To a relative newcomer (read Bostrom when published, returned in 2022 to check progress and was horrified by it being zero and mesa-optimizers being a thing, and didn't realize the guy who wrote the Sequences was motivated by AIXR until 2023... sigh) then to me, this is how LessWrong seemed: it was almost all about solving technical alignment. The only extreme interventions considered were pivotal acts, compute caps were a new side idea, and the "maybe we just shouldn't build this" posts or calls for public information campaigns were vanishingly small. The latter seemed under-leveraged so I joined Pause AI.

I still don't see them as sensibly leveraged btw. Will someone please fund tens to hundreds of million dollars on a TV and a YouTube public information campaign reaching actual eyeballs?

Jamie Fisher's avatar

I think it's ethically justified to suggest:

Why don't AI Safety Researchers use the Tyler Cowen "Poisoned Strawberry" strategy to wage war on frontier LLM's and slow down the pace of AI research?

(and if companies eventually discover countermeasures, that's a win-win, right??)

Mike's avatar

I'm a little bit baffled by Jack Clark's speech. It feels as if a whole section is missing. If he's afraid, then why keep building it...?

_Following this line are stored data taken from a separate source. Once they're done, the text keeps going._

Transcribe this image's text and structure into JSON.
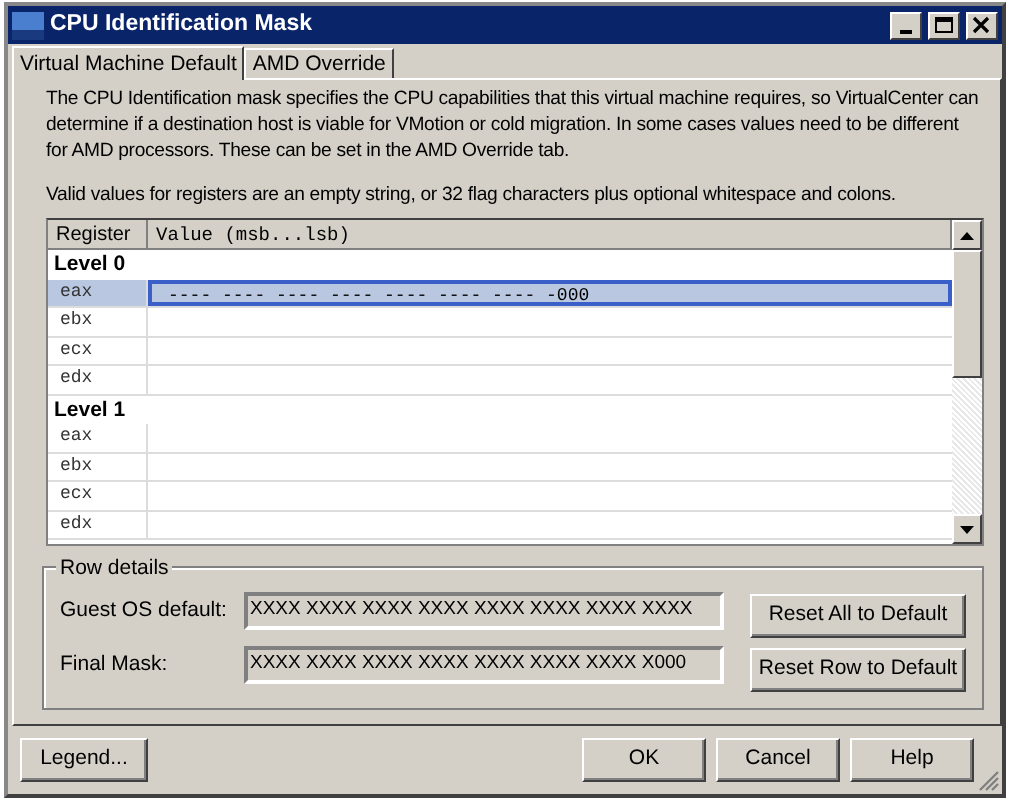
{
  "window": {
    "title": "CPU Identification Mask"
  },
  "tabs": [
    {
      "label": "Virtual Machine Default",
      "selected": true
    },
    {
      "label": "AMD Override",
      "selected": false
    }
  ],
  "description": [
    "The CPU Identification mask specifies the CPU capabilities that this virtual machine requires, so VirtualCenter can determine if a destination host is viable for VMotion or cold migration. In some cases values need to be different for AMD processors. These can be set in the AMD Override tab.",
    "Valid values for registers are an empty string, or 32 flag characters plus optional whitespace and colons."
  ],
  "table": {
    "columns": [
      "Register",
      "Value (msb...lsb)"
    ],
    "groups": [
      {
        "label": "Level 0",
        "rows": [
          {
            "register": "eax",
            "value": "---- ---- ---- ---- ---- ---- ---- -000",
            "selected": true
          },
          {
            "register": "ebx",
            "value": "",
            "selected": false
          },
          {
            "register": "ecx",
            "value": "",
            "selected": false
          },
          {
            "register": "edx",
            "value": "",
            "selected": false
          }
        ]
      },
      {
        "label": "Level 1",
        "rows": [
          {
            "register": "eax",
            "value": "",
            "selected": false
          },
          {
            "register": "ebx",
            "value": "",
            "selected": false
          },
          {
            "register": "ecx",
            "value": "",
            "selected": false
          },
          {
            "register": "edx",
            "value": "",
            "selected": false
          }
        ]
      }
    ]
  },
  "row_details": {
    "title": "Row details",
    "fields": [
      {
        "label": "Guest OS default:",
        "value": "XXXX XXXX XXXX XXXX XXXX XXXX XXXX XXXX"
      },
      {
        "label": "Final Mask:",
        "value": "XXXX XXXX XXXX XXXX XXXX XXXX XXXX X000"
      }
    ],
    "buttons": [
      "Reset All to Default",
      "Reset Row to Default"
    ]
  },
  "footer": {
    "left_buttons": [
      "Legend..."
    ],
    "right_buttons": [
      "OK",
      "Cancel",
      "Help"
    ]
  }
}
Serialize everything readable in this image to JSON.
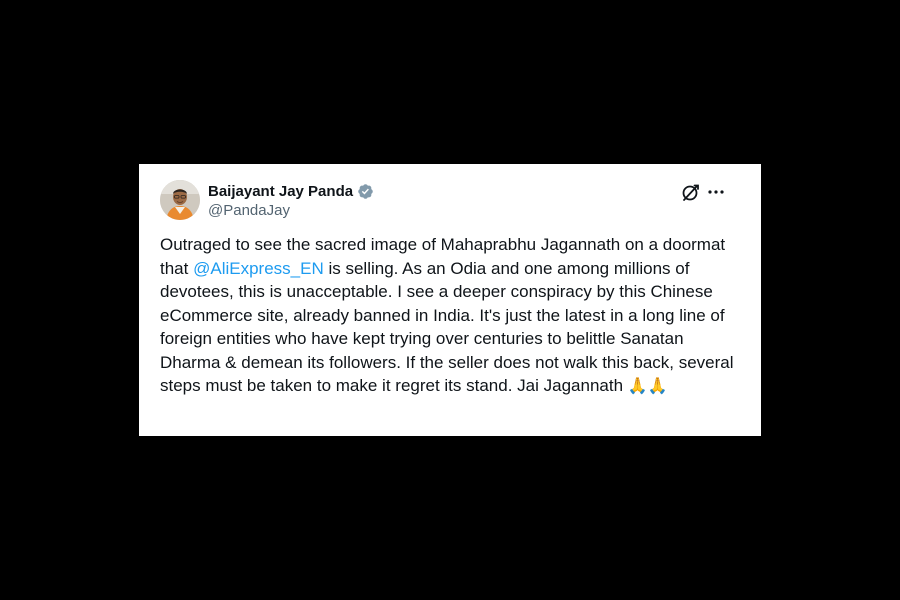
{
  "author": {
    "name": "Baijayant Jay Panda",
    "handle": "@PandaJay",
    "verified": true
  },
  "header_icons": {
    "grok": "grok-icon",
    "more": "more-horizontal-icon"
  },
  "tweet": {
    "text_before_mention": "Outraged to see the sacred image of Mahaprabhu Jagannath on a doormat that ",
    "mention": "@AliExpress_EN",
    "text_after_mention": " is selling. As an Odia and one among millions of devotees, this is unacceptable. I see a deeper conspiracy by this Chinese eCommerce site, already banned in India. It's just the latest in a long line of foreign entities who have kept trying over centuries to belittle Sanatan Dharma & demean its followers. If the seller does not walk this back, several steps must be taken to make it regret its stand. Jai Jagannath ",
    "emoji": "🙏🙏"
  },
  "colors": {
    "background": "#000000",
    "card": "#ffffff",
    "text": "#0f1419",
    "secondary_text": "#536471",
    "link": "#1d9bf0"
  }
}
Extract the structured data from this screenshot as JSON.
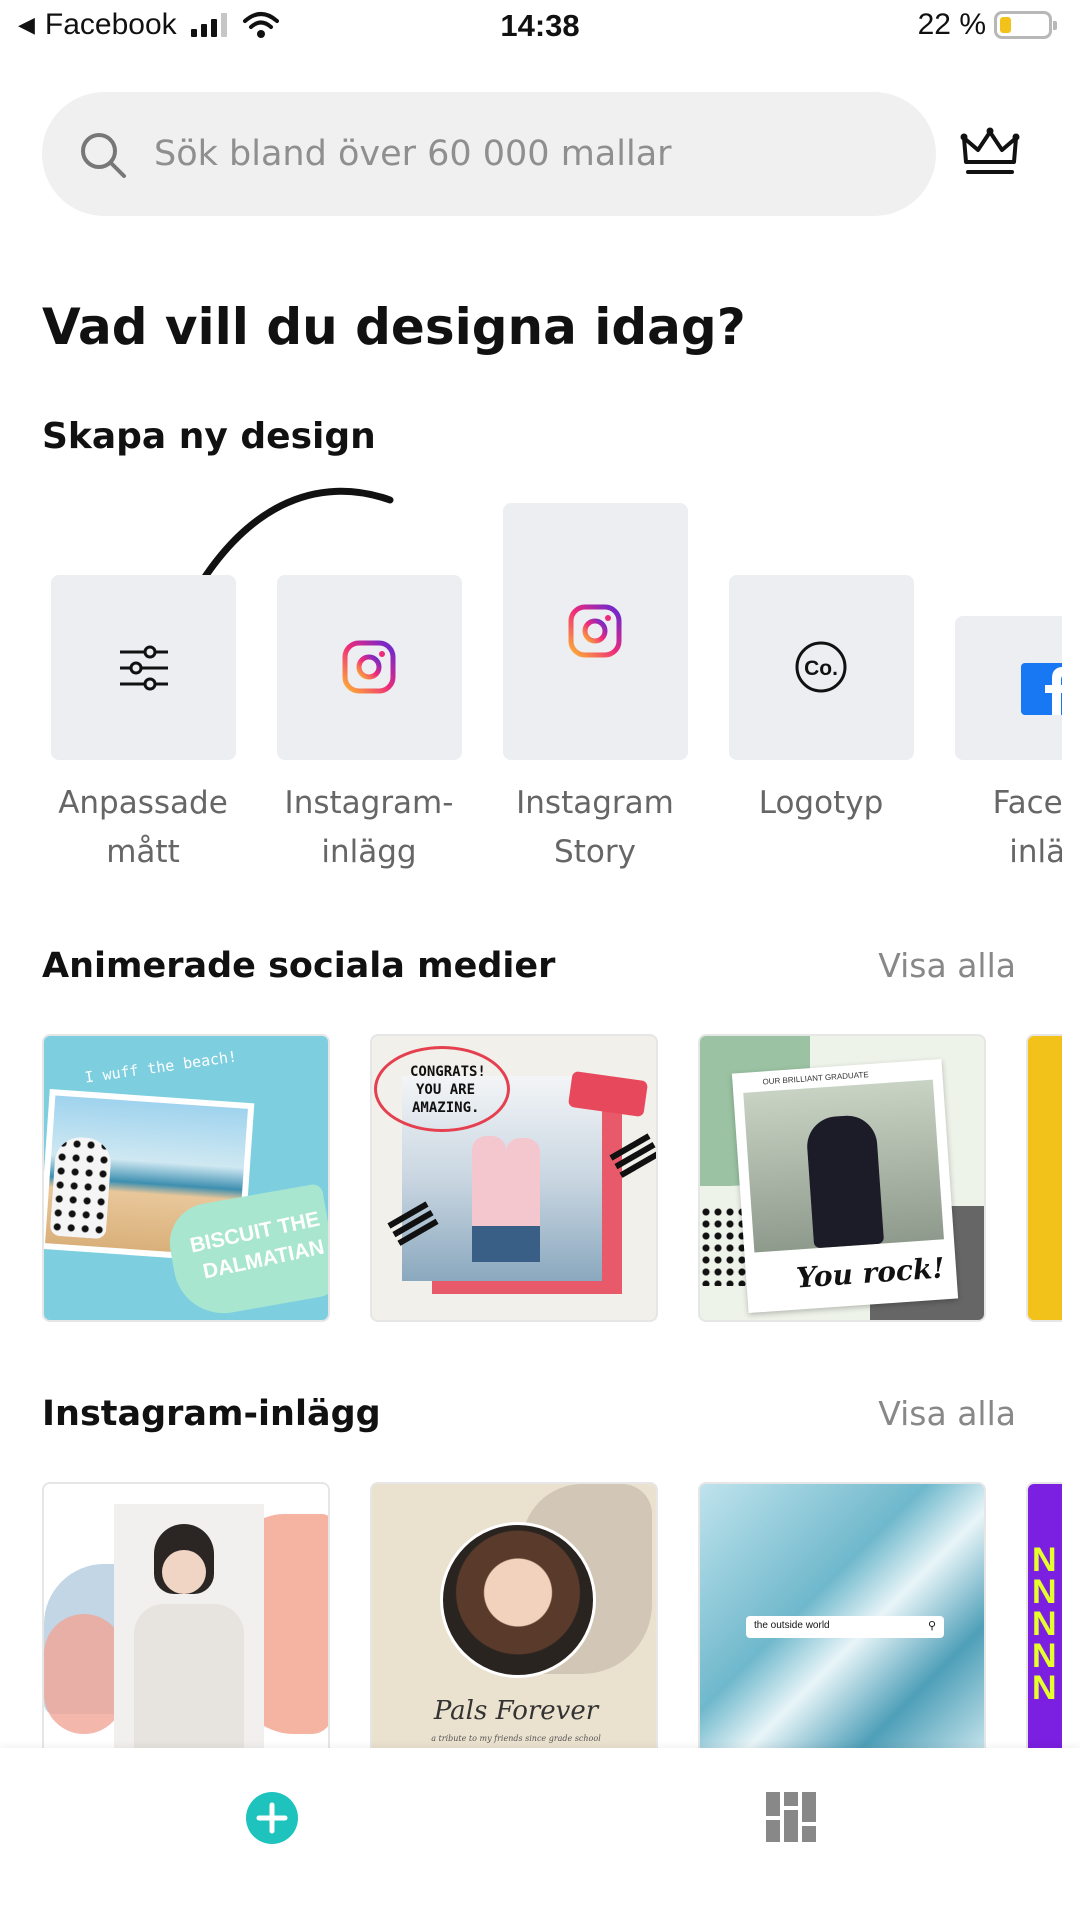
{
  "status_bar": {
    "back_app": "Facebook",
    "time": "14:38",
    "battery": "22 %"
  },
  "search": {
    "placeholder": "Sök bland över 60 000 mallar"
  },
  "headline": "Vad vill du designa idag?",
  "create_section": {
    "title": "Skapa ny design",
    "items": [
      {
        "label_line1": "Anpassade",
        "label_line2": "mått",
        "icon": "sliders-icon"
      },
      {
        "label_line1": "Instagram-",
        "label_line2": "inlägg",
        "icon": "instagram-icon"
      },
      {
        "label_line1": "Instagram",
        "label_line2": "Story",
        "icon": "instagram-icon"
      },
      {
        "label_line1": "Logotyp",
        "label_line2": "",
        "icon": "logo-co-icon"
      },
      {
        "label_line1": "Facebo",
        "label_line2": "inläg",
        "icon": "facebook-icon"
      }
    ]
  },
  "animated_section": {
    "title": "Animerade sociala medier",
    "see_all": "Visa alla",
    "templates": [
      {
        "text1": "I wuff the beach!",
        "text2": "BISCUIT THE",
        "text3": "DALMATIAN"
      },
      {
        "text1": "CONGRATS!",
        "text2": "YOU ARE",
        "text3": "AMAZING."
      },
      {
        "text1": "OUR BRILLIANT GRADUATE",
        "text2": "You rock!"
      }
    ]
  },
  "instagram_section": {
    "title": "Instagram-inlägg",
    "see_all": "Visa alla",
    "templates": [
      {
        "text1": ""
      },
      {
        "text1": "Pals Forever",
        "text2": "a tribute to my friends since grade school"
      },
      {
        "text1": "the outside world"
      }
    ]
  },
  "colors": {
    "accent_teal": "#1fc3be",
    "tile_bg": "#eceef1",
    "muted_text": "#888888"
  }
}
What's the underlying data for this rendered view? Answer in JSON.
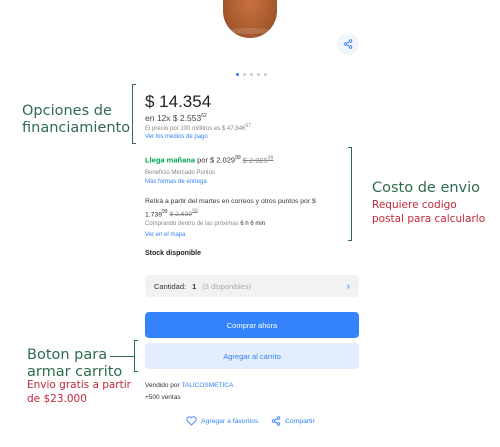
{
  "product": {
    "price": "$ 14.354",
    "installments_prefix": "en 12x $ 2.553",
    "installments_cents": "62",
    "price_note_prefix": "El precio por 100 mililtros es $ 47.846",
    "price_note_cents": "67",
    "payment_link": "Ver los medios de pago"
  },
  "shipping": {
    "arrival": "Llega mañana",
    "arrival_price_prefix": " por $ 2.029",
    "arrival_price_cents": "99",
    "arrival_old_price": "$ 2.929",
    "arrival_old_cents": "99",
    "benefit": "Beneficio Mercado Puntos",
    "more_link": "Más formas de entrega",
    "pickup_text": "Retirá a partir del martes en correos y otros puntos por $",
    "pickup_price": "1.739",
    "pickup_price_cents": "99",
    "pickup_old_price": "$ 2.639",
    "pickup_old_cents": "99",
    "pickup_deadline_prefix": "Comprando dentro de las próximas",
    "pickup_deadline_time": "6 h 6 min",
    "map_link": "Ver en el mapa"
  },
  "stock": "Stock disponible",
  "quantity": {
    "label": "Cantidad:",
    "value": "1",
    "available": "(3 disponibles)"
  },
  "buttons": {
    "buy_now": "Comprar ahora",
    "add_to_cart": "Agregar al carrito"
  },
  "seller": {
    "prefix": "Vendido por",
    "name": "TALICOSMETICA",
    "sales": "+500 ventas"
  },
  "footer": {
    "favorites": "Agregar a favoritos",
    "share": "Compartir"
  },
  "annotations": {
    "financing_line1": "Opciones de",
    "financing_line2": "financiamiento",
    "shipping_title": "Costo de envio",
    "shipping_sub_line1": "Requiere codigo",
    "shipping_sub_line2": "postal para calcularlo",
    "cart_line1": "Boton para",
    "cart_line2": "armar carrito",
    "cart_sub_line1": "Envio gratis a partir",
    "cart_sub_line2": "de $23.000"
  },
  "colors": {
    "accent": "#3483fa",
    "green": "#00a650",
    "annotation": "#2e6b4f",
    "annotation_sub": "#c2283a"
  }
}
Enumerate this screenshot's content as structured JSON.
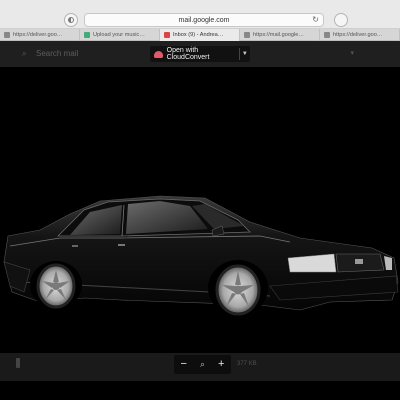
{
  "browser": {
    "address": "mail.google.com",
    "tabs": [
      {
        "label": "https://deliver.goo…"
      },
      {
        "label": "Upload your music…"
      },
      {
        "label": "Inbox (9) - Andrea…",
        "active": true
      },
      {
        "label": "https://mail.google…"
      },
      {
        "label": "https://deliver.goo…"
      }
    ]
  },
  "viewer": {
    "search_placeholder": "Search mail",
    "open_with_label": "Open with CloudConvert",
    "size_label": "377 KB"
  }
}
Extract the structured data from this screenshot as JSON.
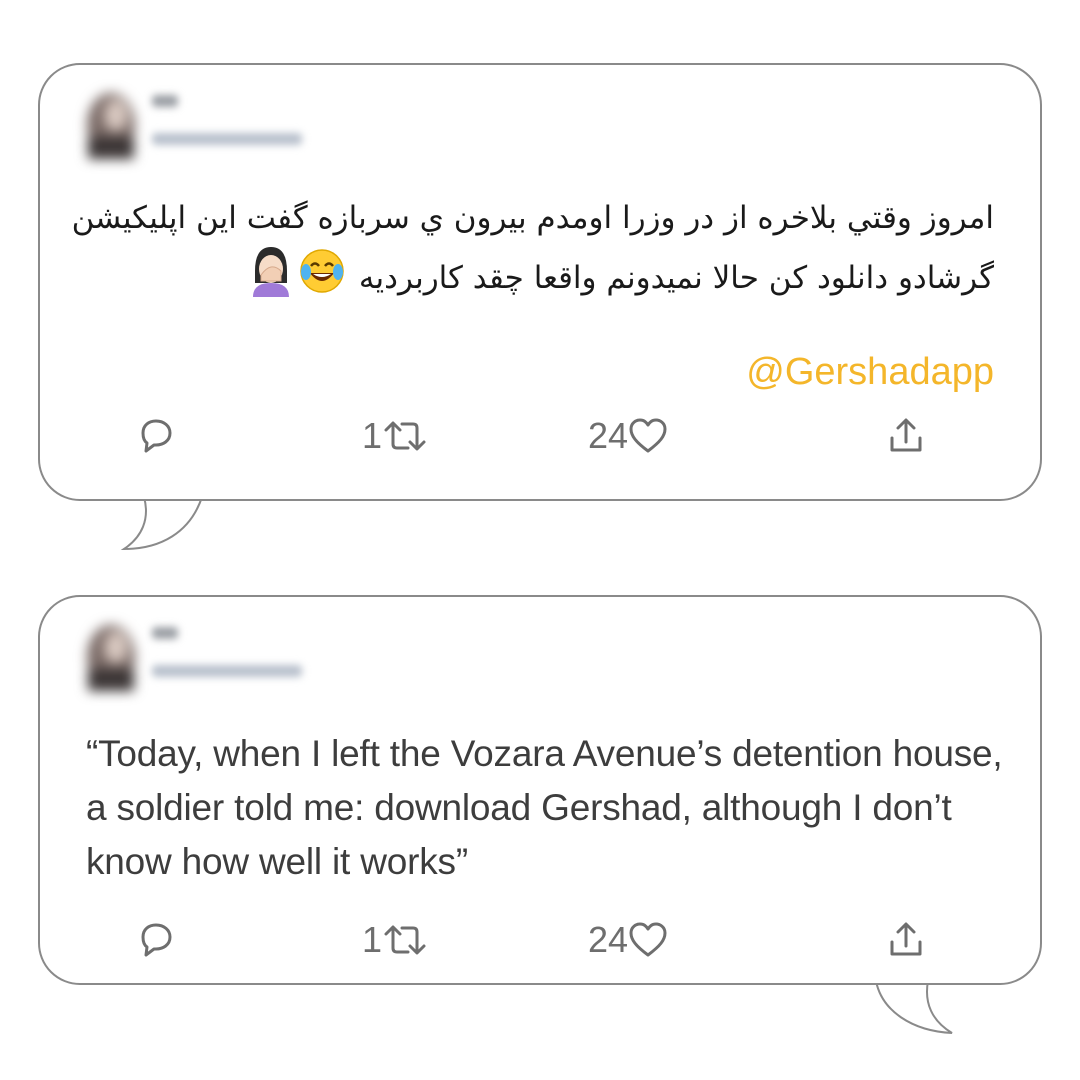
{
  "tweets": [
    {
      "persian_text": "امروز وقتي بلاخره از در وزرا اومدم بيرون ي سربازه گفت اين اپليکيشن گرشادو دانلود کن حالا نميدونم واقعا چقد کاربرديه",
      "mention": "@Gershadapp",
      "emojis": [
        "face-with-tears-of-joy-icon",
        "woman-facepalming-icon"
      ],
      "retweet_count": "1",
      "like_count": "24"
    },
    {
      "english_text": "“Today, when I left the Vozara Avenue’s detention house, a soldier told me: download Gershad, although I don’t know how well it works”",
      "retweet_count": "1",
      "like_count": "24"
    }
  ],
  "colors": {
    "mention": "#f4b62a",
    "border": "#8a8a8a",
    "icon": "#6e6e6e"
  }
}
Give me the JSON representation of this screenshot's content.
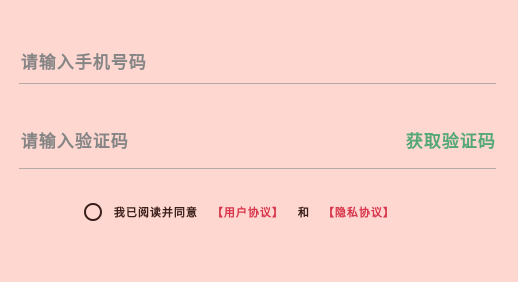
{
  "phone": {
    "placeholder": "请输入手机号码"
  },
  "code": {
    "placeholder": "请输入验证码",
    "get_code_label": "获取验证码"
  },
  "agreement": {
    "prefix": "我已阅读并同意",
    "user_agreement": "【用户协议】",
    "conjunction": "和",
    "privacy_policy": "【隐私协议】"
  },
  "colors": {
    "background": "#fed7d1",
    "accent": "#54a878",
    "link": "#d8344a"
  }
}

I can imagine many answers to that, but they are not in the speech, which suggests either that it didn't occur to him to justify their work, or he cannot say it out loud, or he cannot justify it.

And yet, it got a positive reaction from the audience, while his extremely mild policy proposals such as "be transparent and talk to people" triggered a meltdown from the esteemed AI Czar.

It sure feels like we're already locked into the bad ending.

gregvp's avatar

I, too, like Janus's Freudian typo.

Take care of yourself and your family, Zvi.

Sergio's avatar

[On discussion of tech right] They will never offer the worried an olive branch. They only serve capital's interest. They will pull out all the stops to advocate against doing the reasonable thing.

This is how it feels opposing capital on any issue. Welcome to the 99%.

Jens B Fiederer's avatar

It looks like you credited Tyler Cowen for Alex Tabarrok's article?